Aras dikkatle adama baktı ve hatırladığı her şeyi anlatması için bekledi. Su öldürmüyordu onları belki ama öldürülebilecek kadar zayıflatıyordu. Eğer o sudan bir damla bile yutacak olursa, Aras felç olmuş gibi kalabilirdi. Bu da onu, olası tüm darbelere karşı savunmasız bırakırdı.

"Kimse ben istemeden o sudan içiremez bana." dedi Aras. Dikkatle Şenol'a bakmaya devam ediyordu. Onun korktuğu şeyin ne olduğunu anlamıştı. Ortaklar... Onlara karşı savunmasızdı Aras. Kendi kurduğu planın kolayca kurbanı olabilirdi. Kaan diğerlerine yapacağı şeyin aynısını kendisine de yapabilirdi. Belki de bu yüzden 'İhanet eden olacaktır.' demişti babası. Çok dikkatli olmalıydı. Derin bir nefes aldı, elini yüzüne götürerek bir süre öyle bekledi ve "Hadi gidelim." dedi Kaan'a dönerek. Genç adamın şaşkın bakışlarla kendisini ve Şenol'u izlediğinin farkındaydı.

"Bana güvenebilirsin." demek istedi Kaan sesli olarak ama kekelemesi yüzünden ilk kelimeyi bile tamamlayamadı.

"Merak etme. Sana güvenebileceğimi biliyorum." diyerek hamamdan çıktı Aras. Ona gerçekten güveniyordu. Bütün insanlığa güvenirdi Aras.

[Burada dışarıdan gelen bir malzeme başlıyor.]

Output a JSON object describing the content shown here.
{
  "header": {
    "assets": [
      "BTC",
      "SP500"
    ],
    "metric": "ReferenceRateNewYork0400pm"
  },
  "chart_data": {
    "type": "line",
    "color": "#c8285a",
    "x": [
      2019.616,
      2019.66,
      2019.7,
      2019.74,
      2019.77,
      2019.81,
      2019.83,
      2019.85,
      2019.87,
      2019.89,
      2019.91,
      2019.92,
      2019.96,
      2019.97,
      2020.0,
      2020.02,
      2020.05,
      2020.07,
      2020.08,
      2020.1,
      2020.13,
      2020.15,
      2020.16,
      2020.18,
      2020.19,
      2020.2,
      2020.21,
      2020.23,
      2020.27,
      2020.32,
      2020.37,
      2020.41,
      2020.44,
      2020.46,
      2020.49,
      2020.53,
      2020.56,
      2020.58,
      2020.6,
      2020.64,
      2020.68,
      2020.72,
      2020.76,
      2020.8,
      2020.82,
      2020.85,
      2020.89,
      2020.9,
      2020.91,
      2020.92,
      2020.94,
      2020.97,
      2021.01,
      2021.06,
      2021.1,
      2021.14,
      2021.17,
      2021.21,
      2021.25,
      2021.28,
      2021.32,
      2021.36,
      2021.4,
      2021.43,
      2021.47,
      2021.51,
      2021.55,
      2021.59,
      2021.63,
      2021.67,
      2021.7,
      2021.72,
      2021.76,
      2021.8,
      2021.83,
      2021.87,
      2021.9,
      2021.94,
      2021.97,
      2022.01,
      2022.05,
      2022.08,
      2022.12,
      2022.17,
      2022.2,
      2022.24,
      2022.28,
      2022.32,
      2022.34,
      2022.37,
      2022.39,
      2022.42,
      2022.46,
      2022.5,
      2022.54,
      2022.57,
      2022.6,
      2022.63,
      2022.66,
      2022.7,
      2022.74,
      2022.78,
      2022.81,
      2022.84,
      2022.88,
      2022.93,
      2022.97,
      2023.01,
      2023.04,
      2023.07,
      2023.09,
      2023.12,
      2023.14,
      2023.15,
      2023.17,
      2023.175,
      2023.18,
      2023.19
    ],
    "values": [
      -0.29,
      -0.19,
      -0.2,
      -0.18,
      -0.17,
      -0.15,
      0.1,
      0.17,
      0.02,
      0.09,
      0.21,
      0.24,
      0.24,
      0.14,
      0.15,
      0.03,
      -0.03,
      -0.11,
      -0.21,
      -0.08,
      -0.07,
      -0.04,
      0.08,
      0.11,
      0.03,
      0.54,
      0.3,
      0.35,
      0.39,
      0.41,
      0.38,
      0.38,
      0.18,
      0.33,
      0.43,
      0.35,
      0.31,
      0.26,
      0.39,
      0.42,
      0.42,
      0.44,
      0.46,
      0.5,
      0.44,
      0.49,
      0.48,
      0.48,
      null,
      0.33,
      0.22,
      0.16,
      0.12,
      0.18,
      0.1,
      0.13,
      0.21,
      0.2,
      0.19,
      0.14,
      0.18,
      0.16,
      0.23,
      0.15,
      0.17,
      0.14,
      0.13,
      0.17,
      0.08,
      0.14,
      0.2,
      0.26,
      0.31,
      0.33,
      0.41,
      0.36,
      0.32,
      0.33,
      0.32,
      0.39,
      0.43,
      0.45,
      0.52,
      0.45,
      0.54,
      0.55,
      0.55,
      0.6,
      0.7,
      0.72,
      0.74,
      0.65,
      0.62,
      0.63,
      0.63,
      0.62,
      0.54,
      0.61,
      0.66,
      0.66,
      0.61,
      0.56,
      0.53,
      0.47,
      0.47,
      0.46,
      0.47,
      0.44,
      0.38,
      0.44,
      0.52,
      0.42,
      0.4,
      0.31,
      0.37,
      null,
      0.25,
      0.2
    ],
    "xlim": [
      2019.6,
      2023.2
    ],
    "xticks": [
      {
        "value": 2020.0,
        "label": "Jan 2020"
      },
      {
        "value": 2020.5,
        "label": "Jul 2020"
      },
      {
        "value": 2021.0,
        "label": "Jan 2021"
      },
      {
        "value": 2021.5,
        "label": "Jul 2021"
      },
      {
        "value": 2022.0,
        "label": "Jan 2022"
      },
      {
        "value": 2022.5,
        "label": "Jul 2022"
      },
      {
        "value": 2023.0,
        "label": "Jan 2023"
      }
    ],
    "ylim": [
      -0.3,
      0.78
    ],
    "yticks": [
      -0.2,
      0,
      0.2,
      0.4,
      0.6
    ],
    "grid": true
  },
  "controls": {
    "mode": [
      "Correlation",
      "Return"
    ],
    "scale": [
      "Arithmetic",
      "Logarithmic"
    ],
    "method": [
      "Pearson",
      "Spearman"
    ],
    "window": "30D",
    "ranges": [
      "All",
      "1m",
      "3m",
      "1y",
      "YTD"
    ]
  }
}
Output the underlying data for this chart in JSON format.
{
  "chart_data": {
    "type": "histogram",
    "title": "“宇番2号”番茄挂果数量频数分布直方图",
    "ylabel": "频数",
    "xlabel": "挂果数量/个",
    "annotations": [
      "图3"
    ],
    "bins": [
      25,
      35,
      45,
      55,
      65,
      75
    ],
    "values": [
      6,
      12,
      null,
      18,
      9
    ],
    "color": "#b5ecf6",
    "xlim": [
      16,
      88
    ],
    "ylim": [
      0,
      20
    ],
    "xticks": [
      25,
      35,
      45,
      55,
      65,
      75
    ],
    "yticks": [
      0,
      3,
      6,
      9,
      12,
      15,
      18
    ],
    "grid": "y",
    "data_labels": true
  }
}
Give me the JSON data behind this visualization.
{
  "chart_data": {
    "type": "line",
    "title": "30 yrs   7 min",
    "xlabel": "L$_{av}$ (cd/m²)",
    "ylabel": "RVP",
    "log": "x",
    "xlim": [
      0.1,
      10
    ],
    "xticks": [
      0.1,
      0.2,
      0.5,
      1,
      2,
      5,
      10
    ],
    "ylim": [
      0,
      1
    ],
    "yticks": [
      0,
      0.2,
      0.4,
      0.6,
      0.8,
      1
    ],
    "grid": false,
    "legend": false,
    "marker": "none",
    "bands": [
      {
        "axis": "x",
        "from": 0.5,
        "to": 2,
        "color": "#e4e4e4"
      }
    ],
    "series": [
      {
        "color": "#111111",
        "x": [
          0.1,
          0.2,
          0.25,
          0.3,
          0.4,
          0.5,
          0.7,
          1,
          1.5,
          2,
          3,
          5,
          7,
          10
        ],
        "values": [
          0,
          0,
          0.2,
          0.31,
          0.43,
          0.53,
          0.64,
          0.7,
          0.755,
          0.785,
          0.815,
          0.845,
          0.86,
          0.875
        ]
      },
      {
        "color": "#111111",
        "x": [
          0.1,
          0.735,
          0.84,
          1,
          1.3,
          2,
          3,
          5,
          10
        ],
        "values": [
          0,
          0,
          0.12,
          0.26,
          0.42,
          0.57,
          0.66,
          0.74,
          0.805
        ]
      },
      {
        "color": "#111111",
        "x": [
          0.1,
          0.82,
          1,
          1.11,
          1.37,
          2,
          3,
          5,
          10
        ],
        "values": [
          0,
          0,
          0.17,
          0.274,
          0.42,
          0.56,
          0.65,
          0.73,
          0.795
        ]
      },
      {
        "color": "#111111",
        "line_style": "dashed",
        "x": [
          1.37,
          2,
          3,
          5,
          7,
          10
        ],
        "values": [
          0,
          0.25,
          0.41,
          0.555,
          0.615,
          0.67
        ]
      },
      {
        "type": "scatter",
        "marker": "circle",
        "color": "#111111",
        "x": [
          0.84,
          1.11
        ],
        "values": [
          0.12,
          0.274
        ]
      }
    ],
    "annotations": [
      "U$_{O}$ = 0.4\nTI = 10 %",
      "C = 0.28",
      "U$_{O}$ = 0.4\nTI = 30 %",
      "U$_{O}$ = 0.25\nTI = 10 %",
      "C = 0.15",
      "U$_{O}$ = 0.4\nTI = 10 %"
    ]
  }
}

Gördüğü, yaşadığı onca şeye rağmen insanları severdi. İyi olanları da kötü olanları da... Ama karşısında artık insan ya da onun bildiği doğaya ait olmayan bir kötülük vardı. Ona güvenemezdi. Bu nedenle her zaman tetikle olmak zorundaydı. Burçak ve oğlunun güvende olduğundan emin olana kadar hayatta kalmalıydı. Sonrası önemli değildi. Eskiden tek amacı insanlığa faydalı olmak iken, artık düşündüğü tek şey Burçak ve oğullarıydı. Onları hayatta tutmak tek önceliğiydi.

Hızlı adımlarla merdivenlerden çıkarken, arkasından gelenlerin adımlarını dinledi. Şenol tedirgindi. Kaan ise kararsız. İkisi de korkuyordu. Aras'ın yenilmez olmadığı gerçeğini kaldıramıyorlardı henüz. Onun gücünün sonsuz, hayatının sınırsız olacağına inanmışlardı sanki. Hayalleri yıkılmışçasına canları sıkılmıştı.

"Hazır mısınız?" diye sordu Aras dış kapının önünde, kapının kolunu sımsıkı tutarken. Diğer ikisi kendilerini toparlayarak hızlı adımlarla yanına geldiler ve Aras kapıyı açtı. Önce sırılsıklam olmuş olan Şenol, sonra da Aras ve Kaan evden dışarı çıktılar. Hava soğuk değildi ama ıslak kıyafetler daha şimdiden Şenol'un üşümesine neden oluyordu. "Bu sizi onlardan korumaya yetecek mi?" diye sordu Aras Şenol'a bakarak.

"Umarım yeter. Yoksa boş yere zatürre olacağım demektir." dedi Şenol. Hissettiği korkuyu gizlemek için şaka yapmaya çalışıyordu ama kendisi bile zoraki gülümsüyordu.

Aras gülümseyerek adama karşılık verdi. Onun kendi tarafında olmasından mutluydu. Babasına da aynı şekilde yardım ettiğine emindi. Belki aklının çelindiği, eriştiği güç ile sarhoş olduğu zamanlar olmuştu ama sonunda doğru kararı verdiğine inanıyordu. Gözlerinin içine baktığında anlayabiliyordu bunu. Pişmanlık vardı Şenol'da. Ve bu pişmanlık yaptıklarından dolayı değil, yapamadıklarından dolayıydı.

Kaan birkaç adım attıktan sonra kendisini farklı hissetmeye başladı. Arkasını döndü ve çıktıkları eve baktı. Sanki üzerinden bir yük kalkmış gibi hissediyordu. "O ev." dedi. "Sank-k-ki oradan çıkınca..." Aniden durdu kekelemesinin azaldığını fark etti. Heyecanla Aras'a döndü.

"Ev termal suyu ile kaplıydı." dedi Aras. "Biz farkında değildik ama gücümüzü azaltıyordu."

Kaan anlamamış gibiydi. Durdu ve yanından geçen Aras ile Şenol'u arkalarından izledi. "Kekelememle senin gücünün bir ilgisi olduğunu mu düşünüyorsun?" diye sordu yavaşça.

"Evet." dedi Aras ve açıklamayı yapması için Şenol'u bekledi.

Zihninde canlanan hatıralarla aniden duran Şenol Kaan'a döndü ve hatırladıklarını yavaşça aktardı. "Güç çocukken sahip olduğumuz hastalıkları ya da sakatlıkları tekrar ortaya çıkarıyordu."